You have to design for those failures. In our case we spawn 200 containers for one build, if 9% of those crashes, we still have a satisfactory experience.
In the end, at this scale even with four or five nines of reliability, you'd still have to deal with 80 or 8 failures everyday. So we would have to be resilient to those crashes anyway.
However it's a lot of wasted computing and performance that we'd love to get back. But even with those drawbacks our Docker based CI still run 2 to 3 times faster than our previous one because containers make heavy CI parallelism quite trivial.
Now maybe another container technology is more reliable, but at this point our entire infrastructure works with Docker because besides those warts it gives us other advantages that makes the overall thing worth it. So we stick with the devil we know ¯\_(ツ)_/¯.
> In our case we spawn 200 containers for one build, if 9% of those crashes, we still have a satisfactory experience.
You spawn 200 containers for one build‽ Egad, we really are at the end of days.
> But even with those drawbacks our Docker based CI still run 2 to 3 times faster than our previous one because containers make heavy CI parallelism quite trivial.
Since containers are just isolated processes, wouldn't just running processes be just as fast (if not slightly faster), without requiring 200 containers for a single build?
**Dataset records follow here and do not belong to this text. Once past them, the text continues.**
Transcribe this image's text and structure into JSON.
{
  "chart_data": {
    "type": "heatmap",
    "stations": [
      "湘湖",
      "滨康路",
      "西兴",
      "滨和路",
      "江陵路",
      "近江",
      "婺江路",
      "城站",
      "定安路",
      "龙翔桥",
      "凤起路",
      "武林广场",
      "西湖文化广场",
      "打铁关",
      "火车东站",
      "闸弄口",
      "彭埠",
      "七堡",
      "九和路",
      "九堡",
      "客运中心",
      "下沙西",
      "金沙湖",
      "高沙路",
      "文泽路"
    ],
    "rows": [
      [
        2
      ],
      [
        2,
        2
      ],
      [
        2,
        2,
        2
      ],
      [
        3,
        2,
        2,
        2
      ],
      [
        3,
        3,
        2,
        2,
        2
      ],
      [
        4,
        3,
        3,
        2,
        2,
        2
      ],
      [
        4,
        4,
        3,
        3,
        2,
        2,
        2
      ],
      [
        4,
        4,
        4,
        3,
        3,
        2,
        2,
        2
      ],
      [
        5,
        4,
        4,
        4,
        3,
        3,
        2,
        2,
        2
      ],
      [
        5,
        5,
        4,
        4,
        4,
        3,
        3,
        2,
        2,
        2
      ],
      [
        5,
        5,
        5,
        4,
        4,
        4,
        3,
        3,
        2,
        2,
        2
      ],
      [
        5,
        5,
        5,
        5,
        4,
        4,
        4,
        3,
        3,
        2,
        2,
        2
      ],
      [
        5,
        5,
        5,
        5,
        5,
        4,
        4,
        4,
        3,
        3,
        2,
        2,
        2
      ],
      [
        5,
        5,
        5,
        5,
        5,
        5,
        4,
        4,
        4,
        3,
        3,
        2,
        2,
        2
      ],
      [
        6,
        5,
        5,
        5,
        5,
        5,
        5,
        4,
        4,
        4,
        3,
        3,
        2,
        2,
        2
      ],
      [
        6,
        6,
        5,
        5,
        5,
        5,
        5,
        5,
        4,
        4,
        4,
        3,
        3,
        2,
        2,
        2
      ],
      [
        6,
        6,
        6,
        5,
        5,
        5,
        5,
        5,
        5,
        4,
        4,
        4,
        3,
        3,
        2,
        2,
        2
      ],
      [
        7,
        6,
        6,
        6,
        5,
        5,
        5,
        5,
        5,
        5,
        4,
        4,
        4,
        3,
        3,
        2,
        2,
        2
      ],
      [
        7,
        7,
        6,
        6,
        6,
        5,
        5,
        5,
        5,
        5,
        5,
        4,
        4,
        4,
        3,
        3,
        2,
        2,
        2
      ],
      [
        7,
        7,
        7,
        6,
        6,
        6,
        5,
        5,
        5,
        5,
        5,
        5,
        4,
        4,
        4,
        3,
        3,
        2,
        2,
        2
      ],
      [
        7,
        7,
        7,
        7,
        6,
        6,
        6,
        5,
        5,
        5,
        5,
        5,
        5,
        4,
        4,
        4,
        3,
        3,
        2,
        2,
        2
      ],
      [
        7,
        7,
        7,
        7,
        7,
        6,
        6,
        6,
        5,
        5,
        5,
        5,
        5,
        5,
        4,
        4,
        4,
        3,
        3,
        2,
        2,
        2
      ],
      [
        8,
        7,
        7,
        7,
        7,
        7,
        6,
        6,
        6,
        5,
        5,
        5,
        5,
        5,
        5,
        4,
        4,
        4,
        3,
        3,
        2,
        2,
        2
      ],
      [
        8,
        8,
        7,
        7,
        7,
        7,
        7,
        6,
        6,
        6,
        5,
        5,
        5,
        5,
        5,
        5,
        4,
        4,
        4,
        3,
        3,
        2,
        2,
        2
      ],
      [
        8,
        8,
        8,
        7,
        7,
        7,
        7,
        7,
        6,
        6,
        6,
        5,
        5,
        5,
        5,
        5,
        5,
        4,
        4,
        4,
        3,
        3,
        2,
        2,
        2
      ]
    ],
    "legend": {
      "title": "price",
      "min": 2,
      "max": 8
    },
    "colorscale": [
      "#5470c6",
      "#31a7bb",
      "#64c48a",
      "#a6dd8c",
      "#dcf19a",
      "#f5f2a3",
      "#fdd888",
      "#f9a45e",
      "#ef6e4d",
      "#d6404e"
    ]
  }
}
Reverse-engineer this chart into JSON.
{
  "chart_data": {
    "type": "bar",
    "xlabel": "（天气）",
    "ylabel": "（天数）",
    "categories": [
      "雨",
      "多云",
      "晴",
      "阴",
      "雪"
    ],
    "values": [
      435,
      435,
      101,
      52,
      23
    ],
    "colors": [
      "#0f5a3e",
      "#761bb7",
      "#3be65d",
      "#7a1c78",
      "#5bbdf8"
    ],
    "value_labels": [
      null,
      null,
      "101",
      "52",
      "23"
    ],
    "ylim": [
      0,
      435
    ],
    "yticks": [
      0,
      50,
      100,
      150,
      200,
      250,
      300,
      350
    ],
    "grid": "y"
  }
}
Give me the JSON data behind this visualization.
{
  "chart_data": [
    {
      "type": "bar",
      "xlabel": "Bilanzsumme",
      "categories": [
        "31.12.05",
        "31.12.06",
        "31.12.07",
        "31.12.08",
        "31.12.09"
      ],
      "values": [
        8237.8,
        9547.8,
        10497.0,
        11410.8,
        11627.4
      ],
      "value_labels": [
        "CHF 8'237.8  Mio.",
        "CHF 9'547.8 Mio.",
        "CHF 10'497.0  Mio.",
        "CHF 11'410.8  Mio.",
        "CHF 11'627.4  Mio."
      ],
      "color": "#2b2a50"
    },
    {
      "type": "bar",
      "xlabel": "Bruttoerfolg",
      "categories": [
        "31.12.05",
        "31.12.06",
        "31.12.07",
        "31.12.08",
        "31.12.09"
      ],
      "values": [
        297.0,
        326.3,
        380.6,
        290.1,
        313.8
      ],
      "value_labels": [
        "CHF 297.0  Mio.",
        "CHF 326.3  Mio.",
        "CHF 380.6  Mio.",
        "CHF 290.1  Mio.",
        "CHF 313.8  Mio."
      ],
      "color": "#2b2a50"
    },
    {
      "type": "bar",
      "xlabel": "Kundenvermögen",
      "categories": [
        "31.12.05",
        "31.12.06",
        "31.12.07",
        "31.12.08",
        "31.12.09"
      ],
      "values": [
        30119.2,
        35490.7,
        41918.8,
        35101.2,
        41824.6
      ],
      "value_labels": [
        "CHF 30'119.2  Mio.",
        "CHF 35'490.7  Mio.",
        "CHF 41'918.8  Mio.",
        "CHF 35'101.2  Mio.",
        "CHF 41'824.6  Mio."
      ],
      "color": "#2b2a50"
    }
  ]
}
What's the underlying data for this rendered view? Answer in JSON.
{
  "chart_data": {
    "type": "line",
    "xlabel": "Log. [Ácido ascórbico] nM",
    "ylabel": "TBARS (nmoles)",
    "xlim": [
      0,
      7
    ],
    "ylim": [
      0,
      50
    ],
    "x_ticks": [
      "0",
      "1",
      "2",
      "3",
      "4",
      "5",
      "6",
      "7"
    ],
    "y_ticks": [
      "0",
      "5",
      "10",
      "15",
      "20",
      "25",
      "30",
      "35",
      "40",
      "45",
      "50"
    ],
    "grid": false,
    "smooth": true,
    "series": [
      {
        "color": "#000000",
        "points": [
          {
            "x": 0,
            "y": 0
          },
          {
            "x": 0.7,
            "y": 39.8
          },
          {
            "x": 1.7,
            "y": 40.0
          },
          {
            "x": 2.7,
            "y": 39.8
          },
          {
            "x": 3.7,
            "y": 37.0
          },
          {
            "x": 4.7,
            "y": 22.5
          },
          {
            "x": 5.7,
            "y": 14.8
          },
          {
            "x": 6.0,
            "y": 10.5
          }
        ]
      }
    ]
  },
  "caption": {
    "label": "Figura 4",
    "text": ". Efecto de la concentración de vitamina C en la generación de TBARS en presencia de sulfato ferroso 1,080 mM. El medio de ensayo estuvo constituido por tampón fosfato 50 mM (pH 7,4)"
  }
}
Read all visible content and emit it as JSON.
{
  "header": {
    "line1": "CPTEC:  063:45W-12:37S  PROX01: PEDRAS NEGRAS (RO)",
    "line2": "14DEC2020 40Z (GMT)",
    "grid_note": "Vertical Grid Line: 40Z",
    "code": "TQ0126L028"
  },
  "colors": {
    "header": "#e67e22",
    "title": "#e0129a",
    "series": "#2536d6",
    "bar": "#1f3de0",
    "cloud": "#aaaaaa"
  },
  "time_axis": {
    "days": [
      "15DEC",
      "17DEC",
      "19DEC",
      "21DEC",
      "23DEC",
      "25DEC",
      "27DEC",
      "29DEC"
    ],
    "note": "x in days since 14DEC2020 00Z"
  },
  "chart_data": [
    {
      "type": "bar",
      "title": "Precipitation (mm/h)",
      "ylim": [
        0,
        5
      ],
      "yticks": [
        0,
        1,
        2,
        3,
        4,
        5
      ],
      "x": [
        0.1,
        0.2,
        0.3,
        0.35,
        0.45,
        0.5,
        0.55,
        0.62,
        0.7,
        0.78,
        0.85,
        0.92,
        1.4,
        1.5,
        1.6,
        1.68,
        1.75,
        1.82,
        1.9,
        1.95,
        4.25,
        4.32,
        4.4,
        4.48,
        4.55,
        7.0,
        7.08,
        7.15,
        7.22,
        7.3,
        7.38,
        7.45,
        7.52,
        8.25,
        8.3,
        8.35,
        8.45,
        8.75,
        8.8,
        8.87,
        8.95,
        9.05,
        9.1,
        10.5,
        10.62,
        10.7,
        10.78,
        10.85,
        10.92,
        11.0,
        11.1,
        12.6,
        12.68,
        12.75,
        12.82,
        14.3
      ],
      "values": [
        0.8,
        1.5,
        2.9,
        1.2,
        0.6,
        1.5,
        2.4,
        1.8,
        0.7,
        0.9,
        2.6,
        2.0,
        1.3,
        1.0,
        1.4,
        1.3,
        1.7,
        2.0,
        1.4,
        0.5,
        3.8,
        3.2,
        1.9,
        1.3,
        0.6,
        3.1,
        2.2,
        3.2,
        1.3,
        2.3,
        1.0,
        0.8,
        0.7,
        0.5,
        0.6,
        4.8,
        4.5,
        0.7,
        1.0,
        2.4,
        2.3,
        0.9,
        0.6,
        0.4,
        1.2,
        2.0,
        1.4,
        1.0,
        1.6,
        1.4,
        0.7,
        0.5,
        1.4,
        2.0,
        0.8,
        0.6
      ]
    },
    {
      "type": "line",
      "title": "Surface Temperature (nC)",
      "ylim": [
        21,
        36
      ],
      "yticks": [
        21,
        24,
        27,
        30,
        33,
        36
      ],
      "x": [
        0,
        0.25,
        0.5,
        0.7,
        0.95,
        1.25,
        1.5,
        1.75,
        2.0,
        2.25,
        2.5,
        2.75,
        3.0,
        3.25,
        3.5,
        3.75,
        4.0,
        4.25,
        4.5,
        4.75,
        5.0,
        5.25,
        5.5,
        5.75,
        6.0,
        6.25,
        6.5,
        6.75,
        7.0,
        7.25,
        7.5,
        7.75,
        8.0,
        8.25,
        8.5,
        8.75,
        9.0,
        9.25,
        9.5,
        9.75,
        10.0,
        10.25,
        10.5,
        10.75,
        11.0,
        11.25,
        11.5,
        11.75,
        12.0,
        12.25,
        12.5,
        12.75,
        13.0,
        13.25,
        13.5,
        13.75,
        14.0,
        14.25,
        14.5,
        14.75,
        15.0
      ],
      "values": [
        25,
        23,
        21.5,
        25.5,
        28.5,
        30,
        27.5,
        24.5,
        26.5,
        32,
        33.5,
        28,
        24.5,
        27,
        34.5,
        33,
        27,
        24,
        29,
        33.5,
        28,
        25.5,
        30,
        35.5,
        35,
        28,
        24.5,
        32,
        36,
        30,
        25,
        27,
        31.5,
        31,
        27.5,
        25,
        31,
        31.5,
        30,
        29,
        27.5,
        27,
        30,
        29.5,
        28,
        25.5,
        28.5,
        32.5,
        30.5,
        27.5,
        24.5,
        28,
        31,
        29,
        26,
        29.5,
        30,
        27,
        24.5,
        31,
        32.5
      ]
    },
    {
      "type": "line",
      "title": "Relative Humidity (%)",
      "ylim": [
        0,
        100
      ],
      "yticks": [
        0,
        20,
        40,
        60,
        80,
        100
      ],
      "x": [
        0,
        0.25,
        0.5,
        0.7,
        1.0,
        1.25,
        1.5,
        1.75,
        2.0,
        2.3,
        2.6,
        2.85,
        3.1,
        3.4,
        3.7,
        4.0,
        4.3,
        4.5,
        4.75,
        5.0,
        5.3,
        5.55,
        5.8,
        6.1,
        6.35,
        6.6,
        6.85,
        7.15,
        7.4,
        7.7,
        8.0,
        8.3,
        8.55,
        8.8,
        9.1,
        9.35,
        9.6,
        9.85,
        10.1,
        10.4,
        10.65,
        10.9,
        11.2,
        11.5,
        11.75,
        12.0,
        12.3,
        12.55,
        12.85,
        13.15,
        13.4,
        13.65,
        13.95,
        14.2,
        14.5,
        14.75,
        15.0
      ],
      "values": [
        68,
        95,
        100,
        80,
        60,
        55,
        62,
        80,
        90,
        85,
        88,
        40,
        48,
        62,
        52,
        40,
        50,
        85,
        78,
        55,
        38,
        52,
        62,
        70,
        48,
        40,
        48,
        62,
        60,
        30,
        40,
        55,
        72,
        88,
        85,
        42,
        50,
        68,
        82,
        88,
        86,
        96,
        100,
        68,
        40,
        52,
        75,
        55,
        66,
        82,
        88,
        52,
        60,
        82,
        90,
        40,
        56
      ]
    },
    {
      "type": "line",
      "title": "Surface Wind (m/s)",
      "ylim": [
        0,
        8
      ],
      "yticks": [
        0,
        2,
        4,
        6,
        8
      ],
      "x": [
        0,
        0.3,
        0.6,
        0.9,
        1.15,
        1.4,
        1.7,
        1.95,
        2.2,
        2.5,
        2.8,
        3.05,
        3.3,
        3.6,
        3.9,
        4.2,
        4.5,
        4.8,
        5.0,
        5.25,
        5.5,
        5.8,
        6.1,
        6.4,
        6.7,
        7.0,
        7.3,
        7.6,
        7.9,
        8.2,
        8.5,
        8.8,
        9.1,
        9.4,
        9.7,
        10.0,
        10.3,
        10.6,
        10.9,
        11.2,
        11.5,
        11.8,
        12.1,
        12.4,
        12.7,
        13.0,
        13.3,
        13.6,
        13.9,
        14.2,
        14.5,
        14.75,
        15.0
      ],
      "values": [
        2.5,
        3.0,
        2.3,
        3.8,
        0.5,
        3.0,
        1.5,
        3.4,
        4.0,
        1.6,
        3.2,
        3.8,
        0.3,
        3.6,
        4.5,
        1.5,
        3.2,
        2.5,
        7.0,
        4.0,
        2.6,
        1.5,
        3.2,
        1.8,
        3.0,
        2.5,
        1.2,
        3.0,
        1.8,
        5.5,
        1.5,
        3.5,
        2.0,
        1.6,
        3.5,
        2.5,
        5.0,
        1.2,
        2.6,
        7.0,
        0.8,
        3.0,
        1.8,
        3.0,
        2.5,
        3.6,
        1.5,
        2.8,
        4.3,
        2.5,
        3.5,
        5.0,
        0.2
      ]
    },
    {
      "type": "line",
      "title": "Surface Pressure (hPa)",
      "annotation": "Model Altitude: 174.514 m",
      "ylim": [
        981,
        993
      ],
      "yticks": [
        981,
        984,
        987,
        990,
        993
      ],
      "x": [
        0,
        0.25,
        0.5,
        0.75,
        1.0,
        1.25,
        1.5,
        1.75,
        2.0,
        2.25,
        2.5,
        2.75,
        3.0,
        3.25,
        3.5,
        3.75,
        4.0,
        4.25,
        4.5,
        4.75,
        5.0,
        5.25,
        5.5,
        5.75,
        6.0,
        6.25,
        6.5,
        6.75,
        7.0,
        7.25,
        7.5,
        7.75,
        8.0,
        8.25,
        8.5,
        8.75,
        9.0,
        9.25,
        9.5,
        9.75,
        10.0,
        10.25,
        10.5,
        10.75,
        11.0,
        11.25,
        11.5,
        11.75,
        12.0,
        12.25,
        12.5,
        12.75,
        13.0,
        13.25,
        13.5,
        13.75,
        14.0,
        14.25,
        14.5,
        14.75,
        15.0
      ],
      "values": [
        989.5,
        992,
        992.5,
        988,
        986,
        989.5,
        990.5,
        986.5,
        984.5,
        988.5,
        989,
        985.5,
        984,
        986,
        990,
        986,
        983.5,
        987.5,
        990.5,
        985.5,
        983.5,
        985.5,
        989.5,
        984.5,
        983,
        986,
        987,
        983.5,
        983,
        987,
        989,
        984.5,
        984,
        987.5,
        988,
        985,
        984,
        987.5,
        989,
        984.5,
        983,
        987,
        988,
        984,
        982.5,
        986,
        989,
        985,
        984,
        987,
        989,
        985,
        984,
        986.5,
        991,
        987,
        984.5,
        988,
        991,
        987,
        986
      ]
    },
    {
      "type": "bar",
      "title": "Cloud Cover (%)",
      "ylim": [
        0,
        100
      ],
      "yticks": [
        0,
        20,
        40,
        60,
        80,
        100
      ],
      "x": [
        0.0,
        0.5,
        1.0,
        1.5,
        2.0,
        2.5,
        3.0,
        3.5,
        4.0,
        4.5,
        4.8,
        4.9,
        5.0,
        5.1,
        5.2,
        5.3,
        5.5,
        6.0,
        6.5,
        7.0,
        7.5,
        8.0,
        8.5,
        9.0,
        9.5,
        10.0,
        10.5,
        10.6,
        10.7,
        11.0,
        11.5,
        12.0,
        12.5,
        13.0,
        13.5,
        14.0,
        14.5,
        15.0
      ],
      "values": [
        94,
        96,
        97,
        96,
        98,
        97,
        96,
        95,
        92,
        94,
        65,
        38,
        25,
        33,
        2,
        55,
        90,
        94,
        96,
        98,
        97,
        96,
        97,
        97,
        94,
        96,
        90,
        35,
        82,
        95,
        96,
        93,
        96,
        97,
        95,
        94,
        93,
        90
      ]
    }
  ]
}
The applications we test with this system have dependencies, both system packages and datastores. Containers allow us to isolate the test process with all the dependant datastores (MySQL, Redis, ElasticSearch, etc)
If we were to use regular processes we'd both have to ensure the environment is properly setup before running the tests, and also fiddle with tons of port configurations so we can run 16 MySQLs and 16 Redises on the same host.